Im eisigen Winter eines vergangenen Jahrhunderts sank die schwedische Fregatte „Postillion“ vor der Küste des heutigen Mecklenburg-Vorpommern. Jetzt, über 300 Jahre später, haben Forschende die Wracks des Kriegsschiffs und seines Begleitschiffs lokalisiert und dokumentiert. Die gut erhaltenen Überreste liefern Archäologen wertvolle Hinweise auf die maritime Kriegsführung des 18. Jahrhunderts.

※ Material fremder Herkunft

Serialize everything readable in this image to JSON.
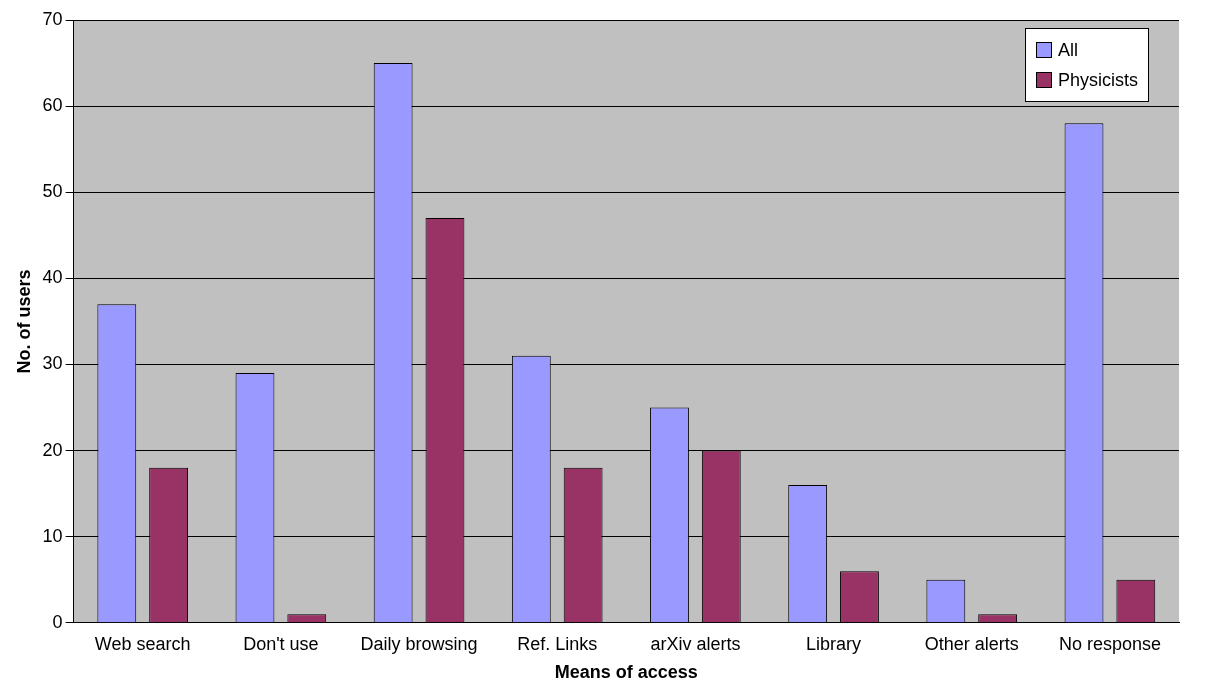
{
  "chart_data": {
    "type": "bar",
    "xlabel": "Means of access",
    "ylabel": "No. of users",
    "categories": [
      "Web search",
      "Don't use",
      "Daily browsing",
      "Ref. Links",
      "arXiv alerts",
      "Library",
      "Other alerts",
      "No response"
    ],
    "series": [
      {
        "name": "All",
        "color": "#9999ff",
        "values": [
          37,
          29,
          65,
          31,
          25,
          16,
          5,
          58
        ]
      },
      {
        "name": "Physicists",
        "color": "#993366",
        "values": [
          18,
          1,
          47,
          18,
          20,
          6,
          1,
          5
        ]
      }
    ],
    "ylim": [
      0,
      70
    ],
    "yticks": [
      0,
      10,
      20,
      30,
      40,
      50,
      60,
      70
    ],
    "grid": "y",
    "legend": "top right"
  }
}
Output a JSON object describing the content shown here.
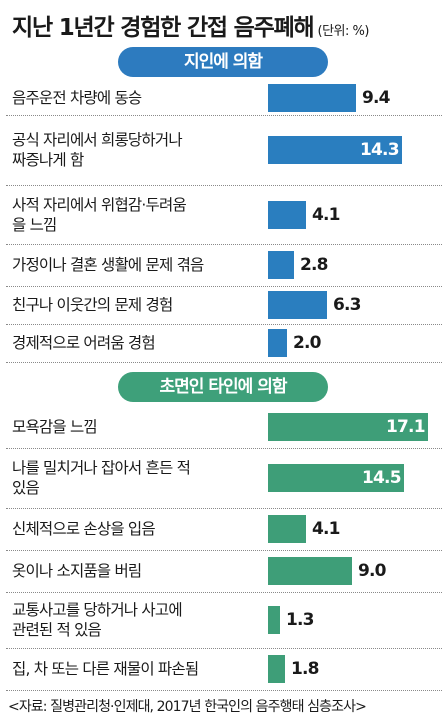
{
  "header": {
    "title": "지난 1년간 경험한 간접 음주폐해",
    "unit": "(단위: %)"
  },
  "chart_data": [
    {
      "type": "bar",
      "orientation": "horizontal",
      "group_label": "지인에 의함",
      "color": "#2a7ebf",
      "categories": [
        "음주운전 차량에 동승",
        "공식 자리에서 희롱당하거나\n짜증나게 함",
        "사적 자리에서 위협감·두려움\n을 느낌",
        "가정이나 결혼 생활에 문제 겪음",
        "친구나 이웃간의 문제 경험",
        "경제적으로 어려움 경험"
      ],
      "values": [
        9.4,
        14.3,
        4.1,
        2.8,
        6.3,
        2.0
      ],
      "value_labels": [
        "9.4",
        "14.3",
        "4.1",
        "2.8",
        "6.3",
        "2.0"
      ]
    },
    {
      "type": "bar",
      "orientation": "horizontal",
      "group_label": "초면인 타인에 의함",
      "color": "#3e9e78",
      "categories": [
        "모욕감을 느낌",
        "나를 밀치거나 잡아서 흔든 적\n있음",
        "신체적으로 손상을 입음",
        "옷이나 소지품을 버림",
        "교통사고를 당하거나 사고에\n관련된 적 있음",
        "집, 차 또는 다른 재물이 파손됨"
      ],
      "values": [
        17.1,
        14.5,
        4.1,
        9.0,
        1.3,
        1.8
      ],
      "value_labels": [
        "17.1",
        "14.5",
        "4.1",
        "9.0",
        "1.3",
        "1.8"
      ]
    }
  ],
  "footer": {
    "source": "<자료: 질병관리청·인제대, 2017년 한국인의 음주행태 심층조사>"
  }
}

Unter den geborgenen Artefakten befinden sich eine Kanone und ein Kochtopf – scheinbar alltägliche Gegenstände, die nun als Zeugen einer dramatischen Vergangenheit dienen. Die Lage und der Erhaltungszustand der Wracks begeistern Experten: „Die Funde sind in einem außergewöhnlichen Zustand, was für die Ostsee selten ist“, so ein Sprecher der beteiligten Forschungseinrichtung. Die Schiffe gehörten zu einer Flotte, die während eines militärischen Konflikts im eisigen Kriegswinter verloren ging.
Die Entdeckung wirft neues Licht auf die Rolle der Ostsee als historische Kampfzone und unterstreicht die Bedeutung Mecklenburg-Vorpommerns als Schnittstelle europäischer Geschichte. Die weiteren Untersuchungen sollen Aufschluss über die genauen Umstände des Untergangs geben und helfen, die Lebenswelt der Seeleute besser zu verstehen. Die Fundstelle bleibt vorerst geschützt, um Plünderungen vorzubeugen.